The HDDs are numbered from top to bottom.

The AeroCool V-Touch A is comparable to the M40 in terms of noisiness. That is, I could only hear the HDDs because the system case had only one 120mm fan working at 700rpm.

There is a price you have to pay for the silence, though. The single back-panel 120mm fan can only take the warm air off the CPU cooler and mainboard but cannot help the graphics card and does not cope at all with the densely packed HDDs when the latter work under load. The HDDs actually find themselves in an unventilated corner. The middle HDDs feel especially bad, being 50°C hot under IOMeter. This temperature is dangerous as it may shorten the service life of an HDD. The solution is obvious, of course. You should install an intake fan in front of the HDDs. Without it, even economical HDDs placed apart from each other will have an alarmingly high temperature.

It is also simple with graphics cards: you should use a model whose cooler can exhaust the hot air out of the system case. You can also install an additional fan to the side panel.

Finally, let’s compare the system cases. The results below refer to the basic configurations, without additional fans (as I have written above, adding an 80mm fan into the AeroCool M40 helps reduce the temperature of the HDDs by a few degrees).

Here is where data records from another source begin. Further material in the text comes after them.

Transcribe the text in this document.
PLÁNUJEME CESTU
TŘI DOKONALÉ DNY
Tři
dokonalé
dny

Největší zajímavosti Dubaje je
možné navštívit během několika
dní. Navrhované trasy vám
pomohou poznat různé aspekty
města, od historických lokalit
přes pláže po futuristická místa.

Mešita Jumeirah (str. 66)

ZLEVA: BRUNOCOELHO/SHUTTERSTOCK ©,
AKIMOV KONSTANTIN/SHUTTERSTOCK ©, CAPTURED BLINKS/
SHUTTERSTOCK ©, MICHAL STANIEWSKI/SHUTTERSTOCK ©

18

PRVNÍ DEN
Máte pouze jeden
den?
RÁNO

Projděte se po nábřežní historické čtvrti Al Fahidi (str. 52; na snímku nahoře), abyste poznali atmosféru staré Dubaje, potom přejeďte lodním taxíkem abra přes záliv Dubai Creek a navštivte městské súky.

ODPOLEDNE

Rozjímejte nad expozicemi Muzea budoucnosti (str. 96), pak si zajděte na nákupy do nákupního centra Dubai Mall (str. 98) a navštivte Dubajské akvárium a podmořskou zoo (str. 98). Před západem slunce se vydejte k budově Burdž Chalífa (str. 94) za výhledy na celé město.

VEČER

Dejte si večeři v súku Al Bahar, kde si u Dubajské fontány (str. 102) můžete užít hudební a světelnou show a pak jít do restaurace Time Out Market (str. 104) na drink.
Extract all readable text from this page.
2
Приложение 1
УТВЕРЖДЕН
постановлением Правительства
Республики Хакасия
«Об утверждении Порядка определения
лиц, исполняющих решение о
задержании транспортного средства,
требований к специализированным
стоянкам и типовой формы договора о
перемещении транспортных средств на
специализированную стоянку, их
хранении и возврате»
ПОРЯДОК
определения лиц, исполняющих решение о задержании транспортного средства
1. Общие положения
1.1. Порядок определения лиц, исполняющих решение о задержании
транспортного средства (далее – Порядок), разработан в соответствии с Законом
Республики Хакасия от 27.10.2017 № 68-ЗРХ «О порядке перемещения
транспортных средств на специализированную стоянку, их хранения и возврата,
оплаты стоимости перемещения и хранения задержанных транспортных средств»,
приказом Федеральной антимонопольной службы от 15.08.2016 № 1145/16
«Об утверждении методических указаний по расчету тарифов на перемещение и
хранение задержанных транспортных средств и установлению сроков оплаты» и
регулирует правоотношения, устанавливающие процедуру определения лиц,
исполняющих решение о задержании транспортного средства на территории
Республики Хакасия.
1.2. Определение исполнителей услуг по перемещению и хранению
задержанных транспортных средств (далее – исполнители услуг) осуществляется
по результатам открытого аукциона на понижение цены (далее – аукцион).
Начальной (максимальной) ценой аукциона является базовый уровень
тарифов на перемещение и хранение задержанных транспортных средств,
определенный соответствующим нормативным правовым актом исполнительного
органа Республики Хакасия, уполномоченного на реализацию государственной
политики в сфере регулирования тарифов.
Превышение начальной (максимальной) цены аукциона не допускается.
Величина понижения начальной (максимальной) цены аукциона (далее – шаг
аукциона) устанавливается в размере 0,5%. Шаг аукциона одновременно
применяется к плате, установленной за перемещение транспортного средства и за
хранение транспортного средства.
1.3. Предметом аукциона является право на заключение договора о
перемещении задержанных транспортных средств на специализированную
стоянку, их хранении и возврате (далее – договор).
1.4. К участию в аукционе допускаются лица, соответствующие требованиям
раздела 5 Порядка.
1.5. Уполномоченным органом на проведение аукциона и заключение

The Hi-Tech 7 Pro comes out the winner in the idle mode, but the ExtremEngine 3T is not far inferior to it. In fact, this is a battle of a big fan with a very big fan. And I must confess the 250mm model is my favorite. Although somewhat worse at cooling, it is much quieter.

It is the M40 that loses with most of the components, yet its results are not bad overall. The proper relative position of the fan and the graphics card helps the M40 cool the graphics card better in comparison with the V-Touch A.

The models with big fans are much better at cooling highly loaded HDDs. They don’t differ from each other, however, notwithstanding the difference in the fan size. The V-Touch A proves to be the worst. In its basic configuration with one fan it can’t cope with cooling our four HDDs.

Under high CPU load the leaders are almost equal to each other. The Hi-Tech 7 Pro is better in the temperatures of the graphics card and the worst HDD. The M40 is no good. Its back-panel 80mm fan is not enough to cool the HDDs.

The 400mm fan makes the Hi-Tech 7 Pro the winner under maximum load. Take note of the good performance of the compact M40. You can accommodate a rather advanced gaming configuration in it despite its modest dimensions.